An editorial from the Chicago Tribune:
Not many people would choose to ride out the coronavirus pandemic in a crowded tin box. That’s why passenger demand for air travel has fallen as much as 90%. Of course, there’s also little reason to book a flight right now.
Slowly, the window for flying will reopen, presuming rates of COVID-19 infection continue to decline. Some people will have important personal or professional reasons to board aircraft in the next few months, even without much of a summer vacation season.
They’ll fly, if they feel safe.
Do airlines understand this imperative? They do if they agree with Paul Griffiths, chief executive of Dubai Airports, whose employees are dressed head-to-toe in personal protective equipment. “Going through an airport, the whole travel experience, will be as enjoyable as open-heart surgery,” he told Bloomberg News.
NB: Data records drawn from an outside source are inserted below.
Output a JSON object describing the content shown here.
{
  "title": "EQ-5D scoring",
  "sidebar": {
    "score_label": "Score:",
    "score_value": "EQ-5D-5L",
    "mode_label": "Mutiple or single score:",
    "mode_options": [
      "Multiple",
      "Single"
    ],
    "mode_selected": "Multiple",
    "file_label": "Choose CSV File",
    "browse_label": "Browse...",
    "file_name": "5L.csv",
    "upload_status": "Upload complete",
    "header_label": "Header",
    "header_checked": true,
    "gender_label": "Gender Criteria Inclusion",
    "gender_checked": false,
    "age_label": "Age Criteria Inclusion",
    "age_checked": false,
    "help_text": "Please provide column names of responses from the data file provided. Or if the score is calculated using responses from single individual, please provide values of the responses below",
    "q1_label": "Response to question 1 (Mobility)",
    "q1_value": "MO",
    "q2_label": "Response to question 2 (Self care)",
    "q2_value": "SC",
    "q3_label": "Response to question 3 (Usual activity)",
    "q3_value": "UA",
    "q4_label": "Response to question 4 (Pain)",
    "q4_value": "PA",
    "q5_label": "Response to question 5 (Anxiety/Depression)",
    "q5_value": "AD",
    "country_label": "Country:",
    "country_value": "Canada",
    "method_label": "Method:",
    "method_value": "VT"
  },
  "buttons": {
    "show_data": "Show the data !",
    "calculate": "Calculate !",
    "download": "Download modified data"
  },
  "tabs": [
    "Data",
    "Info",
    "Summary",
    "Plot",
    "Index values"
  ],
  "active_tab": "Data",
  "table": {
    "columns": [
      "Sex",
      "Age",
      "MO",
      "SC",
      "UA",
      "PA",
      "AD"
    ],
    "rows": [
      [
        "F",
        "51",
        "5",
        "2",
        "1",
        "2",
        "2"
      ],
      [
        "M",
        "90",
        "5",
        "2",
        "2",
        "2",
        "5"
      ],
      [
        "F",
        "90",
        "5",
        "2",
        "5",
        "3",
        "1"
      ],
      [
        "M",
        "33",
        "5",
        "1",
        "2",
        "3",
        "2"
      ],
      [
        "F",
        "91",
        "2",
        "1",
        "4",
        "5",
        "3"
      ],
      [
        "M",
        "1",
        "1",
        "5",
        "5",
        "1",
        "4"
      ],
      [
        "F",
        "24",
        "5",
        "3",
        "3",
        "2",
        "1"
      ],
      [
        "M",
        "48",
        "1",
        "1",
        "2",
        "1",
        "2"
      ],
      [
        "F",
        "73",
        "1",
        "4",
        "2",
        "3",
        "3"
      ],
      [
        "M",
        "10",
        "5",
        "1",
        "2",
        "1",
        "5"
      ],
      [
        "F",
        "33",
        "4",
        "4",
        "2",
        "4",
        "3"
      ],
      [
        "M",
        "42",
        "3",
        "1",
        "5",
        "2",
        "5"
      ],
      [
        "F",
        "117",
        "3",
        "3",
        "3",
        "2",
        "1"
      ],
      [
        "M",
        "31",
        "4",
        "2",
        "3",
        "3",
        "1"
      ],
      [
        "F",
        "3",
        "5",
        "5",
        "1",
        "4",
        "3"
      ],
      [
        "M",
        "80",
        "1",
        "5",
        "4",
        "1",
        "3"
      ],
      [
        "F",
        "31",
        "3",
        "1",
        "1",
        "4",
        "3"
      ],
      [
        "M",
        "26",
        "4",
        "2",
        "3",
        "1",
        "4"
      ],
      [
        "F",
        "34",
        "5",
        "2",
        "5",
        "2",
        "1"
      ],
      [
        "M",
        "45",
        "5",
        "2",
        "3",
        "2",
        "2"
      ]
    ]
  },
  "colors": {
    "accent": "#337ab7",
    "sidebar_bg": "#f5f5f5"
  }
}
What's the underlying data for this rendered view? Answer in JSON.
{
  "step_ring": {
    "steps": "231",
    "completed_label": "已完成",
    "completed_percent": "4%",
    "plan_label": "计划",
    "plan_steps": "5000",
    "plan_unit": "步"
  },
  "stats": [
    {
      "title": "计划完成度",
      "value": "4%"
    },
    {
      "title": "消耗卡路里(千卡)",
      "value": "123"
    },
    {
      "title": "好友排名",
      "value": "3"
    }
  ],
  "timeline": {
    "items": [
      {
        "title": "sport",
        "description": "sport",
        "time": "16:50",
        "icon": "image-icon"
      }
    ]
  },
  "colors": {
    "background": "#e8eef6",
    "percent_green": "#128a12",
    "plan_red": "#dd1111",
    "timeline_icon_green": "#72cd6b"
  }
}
It’s a pithy quote, with an important message: Airline travel will return more quickly if airlines, airports and travelers commit to obsessive hygiene.
Carriers and airports need to rethink every step in the flying process. Thermal scans of body temperatures in terminals, frequent disinfecting scrub-downs of cabins and new boarding procedures to reduce passenger crowding in the aisles all appear part of the mix, according to The Wall Street Journal. That seems prudent to us.
Guidelines from the Centers for Disease Control and Prevention state that airline crew members and front-line employee should wear face masks or coverings, so we expect that to be the norm. What also needs to be enforced is a mandatory passenger dress code: We wouldn’t want to see anyone on our flight without a mask. Airlines are requiring face coverings, but they sound hesitant about enforcement because they don’t want confrontations. Here’s an American Airlines instruction to employees, per The Washington Post: “Flight attendants are instructed not to escalate the issue if the passenger refuses to wear a face covering and to consider options, such as reseating if other passengers are involved, to defuse the situation.”
The more the airlines can do to give the public confidence, the more likely travelers will consider flying again.